News

World’s first computer-vision system to identify human rights abuse

  • Date

    Thu 22 Jun 17

Professor Klaus McDonald

Computers are being trained to identify human rights abuse through photographs – a move which could have a massive impact on improving the lives of those suffering abuse and in bringing their perpetrators to justice.

research paper by Essex computer scientists was highlighted as the “most thought-provoking” paper by the MIT Technology Review, published by the Massachusetts Institute of Technology,

Currently the United Nations, and other organisations leading the fight against child labour, police violence and other abuses, use photographs as an important tool in identifying where abuse is taking place and as evidence to bring a case to trial.

But it is a long and slow process – the advent of social media means there are literally hundreds of thousands of images to manually sift through to verify if abuse is taking place and then act on it.

Through the ESRC-funded Human Rights, Big Data and Technology Project, computer scientists at the University of Essex are developing a computer-vision based system, the first of its kind in the world, which would dramatically reduce the workload.

Professor Klaus McDonald-Maier, who is leading the work, explained: “Our aim is to make the lives of those combating abuse much easier, as at the moment they are drowning in data.

“With this system, which can identify abuse and then categorise it according to the type of abuse, they can go through images very quickly to narrow down the field and identify pictures which need to be looked at in more detail.

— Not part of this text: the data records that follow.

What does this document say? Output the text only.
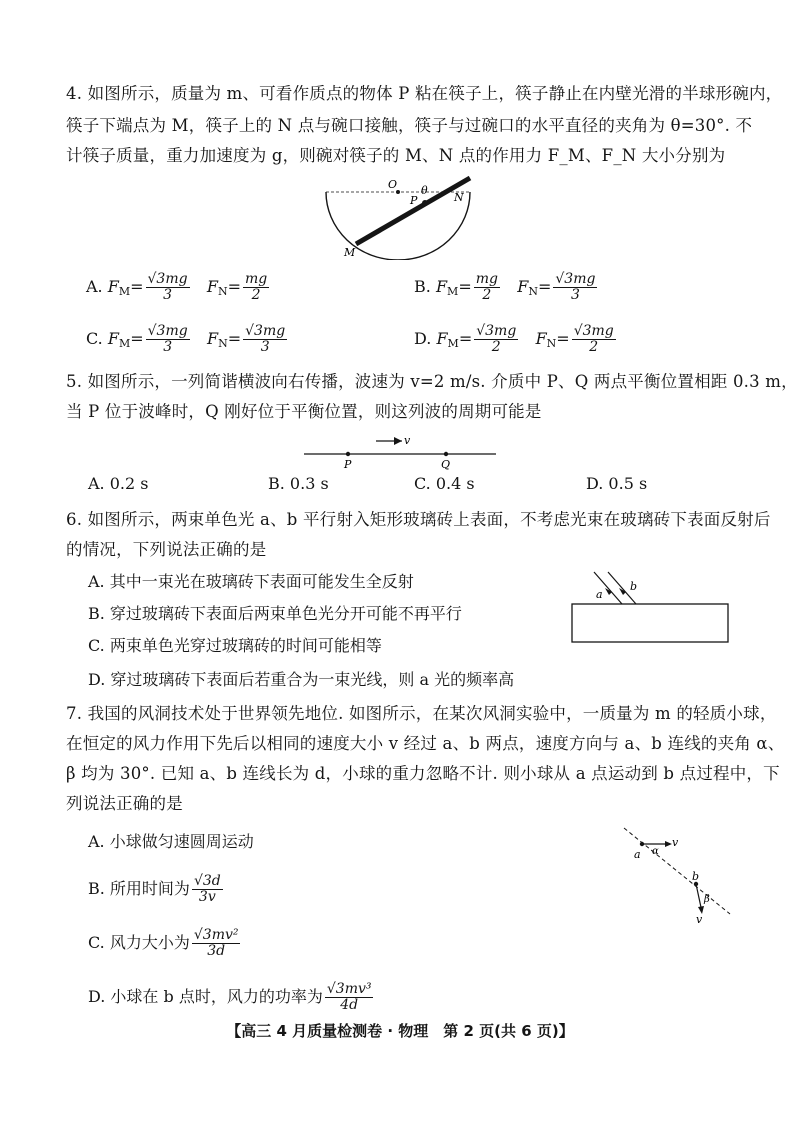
4. 如图所示，质量为 m、可看作质点的物体 P 粘在筷子上，筷子静止在内壁光滑的半球形碗内，
筷子下端点为 M，筷子上的 N 点与碗口接触，筷子与过碗口的水平直径的夹角为 θ=30°. 不
计筷子质量，重力加速度为 g，则碗对筷子的 M、N 点的作用力 F_M、F_N 大小分别为
O θ
P	N
M
A. $F_M= \frac{√3mg}{3} F_N= \frac{mg}{2}$	B. $F_M= \frac{mg}{2} F_N= \frac{√3mg}{3}$
C. $F_M= \frac{√3mg}{3} F_N= \frac{√3mg}{3}$	D. $F_M= \frac{√3mg}{2} F_N= \frac{√3mg}{2}$
5. 如图所示，一列简谐横波向右传播，波速为 v=2 m/s. 介质中 P、Q 两点平衡位置相距 0.3 m，
当 P 位于波峰时，Q 刚好位于平衡位置，则这列波的周期可能是
v
P	Q
A. 0.2 s	B. 0.3 s	C. 0.4 s	D. 0.5 s
6. 如图所示，两束单色光 a、b 平行射入矩形玻璃砖上表面，不考虑光束在玻璃砖下表面反射后
的情况，下列说法正确的是
A. 其中一束光在玻璃砖下表面可能发生全反射
B. 穿过玻璃砖下表面后两束单色光分开可能不再平行
C. 两束单色光穿过玻璃砖的时间可能相等
D. 穿过玻璃砖下表面后若重合为一束光线，则 a 光的频率高
a
b
7. 我国的风洞技术处于世界领先地位. 如图所示，在某次风洞实验中，一质量为 m 的轻质小球，
在恒定的风力作用下先后以相同的速度大小 v 经过 a、b 两点，速度方向与 a、b 连线的夹角 α、
β 均为 30°. 已知 a、b 连线长为 d，小球的重力忽略不计. 则小球从 a 点运动到 b 点过程中，下
列说法正确的是
A. 小球做匀速圆周运动
B. 所用时间为 $\frac{√3d}{3v}$
C. 风力大小为 $\frac{\text{√3mv²}}{3d}$
D. 小球在 b 点时，风力的功率为 $\frac{\text{√3mv³}}{4d}$
a α
v
b
β
v
【高三 4 月质量检测卷 · 物理　第 2 页(共 6 页)】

“We have trained and tested the system using a relatively small database of 5,000 images, and have achieved some very promising results. On average it is 88% accurate.”

The trial will now be extended, using a much wider database of photographs and the system is being refined, with experts investigating whether identifying different objects and actions in images can help improve the systems’ performance. It is hoped in future it can also be trained to deal with video footage.

This research is being carried out in the School of Computer Science and Electronic Engineering’s Embedded and Intelligent Systems Laboratory in collaboration with Grigorios Kalliatakis, Dr Shoaib Ehsan, Professor Ales Leonarids (University of Birmingham), Professor Maria Fasli and Professor Klaus McDonald-Maier.